Why would they favor Hamdan, a man the President has declared an enemy combatant? Because they know that U.S. respect for the rule of law and the Geneva Conventions protects captured American soldiers in the future.
They note that the U.S. respect for the Geneva Conventions has led enemies in war to save the lives of thousands of American soldiers in the past, and that many countries whom we could be at war with in the future have questioned the continuing applicability of the Geneva Conventions to U.S. soldiers going forward as a result of the administration's actions in this conflict.

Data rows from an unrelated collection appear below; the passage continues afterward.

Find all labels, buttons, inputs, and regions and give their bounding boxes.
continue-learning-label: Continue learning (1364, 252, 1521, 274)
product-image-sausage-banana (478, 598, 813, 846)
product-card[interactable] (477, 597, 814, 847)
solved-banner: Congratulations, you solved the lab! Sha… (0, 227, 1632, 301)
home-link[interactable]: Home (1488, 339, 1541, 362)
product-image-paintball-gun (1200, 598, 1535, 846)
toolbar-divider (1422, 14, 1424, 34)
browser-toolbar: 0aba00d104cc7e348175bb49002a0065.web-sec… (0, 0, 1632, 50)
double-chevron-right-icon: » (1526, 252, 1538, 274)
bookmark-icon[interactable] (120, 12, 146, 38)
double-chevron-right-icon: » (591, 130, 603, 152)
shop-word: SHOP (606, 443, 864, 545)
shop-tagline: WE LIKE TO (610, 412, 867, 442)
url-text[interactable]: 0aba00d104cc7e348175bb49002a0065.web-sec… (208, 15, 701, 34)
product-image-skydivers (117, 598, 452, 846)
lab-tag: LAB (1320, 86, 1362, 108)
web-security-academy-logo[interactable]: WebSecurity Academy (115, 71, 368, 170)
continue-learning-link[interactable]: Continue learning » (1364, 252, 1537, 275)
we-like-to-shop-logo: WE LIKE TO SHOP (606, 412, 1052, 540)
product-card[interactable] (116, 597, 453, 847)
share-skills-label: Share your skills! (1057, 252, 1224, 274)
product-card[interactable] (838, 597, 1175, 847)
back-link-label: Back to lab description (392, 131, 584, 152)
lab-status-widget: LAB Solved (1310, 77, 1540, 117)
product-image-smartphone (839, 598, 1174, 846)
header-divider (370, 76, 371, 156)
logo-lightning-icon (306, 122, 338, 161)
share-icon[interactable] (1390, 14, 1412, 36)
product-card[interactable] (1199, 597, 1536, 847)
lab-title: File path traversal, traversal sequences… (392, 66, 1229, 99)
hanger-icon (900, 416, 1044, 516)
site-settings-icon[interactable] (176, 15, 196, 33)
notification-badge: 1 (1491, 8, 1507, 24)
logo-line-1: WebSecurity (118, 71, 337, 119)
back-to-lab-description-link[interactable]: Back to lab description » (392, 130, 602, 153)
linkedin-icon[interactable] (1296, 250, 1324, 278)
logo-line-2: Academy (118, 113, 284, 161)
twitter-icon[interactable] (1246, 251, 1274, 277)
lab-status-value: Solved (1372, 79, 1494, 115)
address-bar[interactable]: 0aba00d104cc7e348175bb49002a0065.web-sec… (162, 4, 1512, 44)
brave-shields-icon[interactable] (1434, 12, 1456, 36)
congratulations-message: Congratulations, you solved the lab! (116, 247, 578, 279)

In a not unrelated development, the Hague is refusing to extradite a suspected terrorist, because the U.S. cannot be counted upon to protect his legal rights. The Bush Administration's disregard for the rule of law has undermined its effort to fight a war on terror, again and again and again.
Yet, somehow, Condi Rice is stunned that the world thinks that the U.S. doesn't have much regard for international law, despite the fact that the Financial Times doesn't seem to have much difficulty at all figuring out what this is the case. Where did she get her PhD again?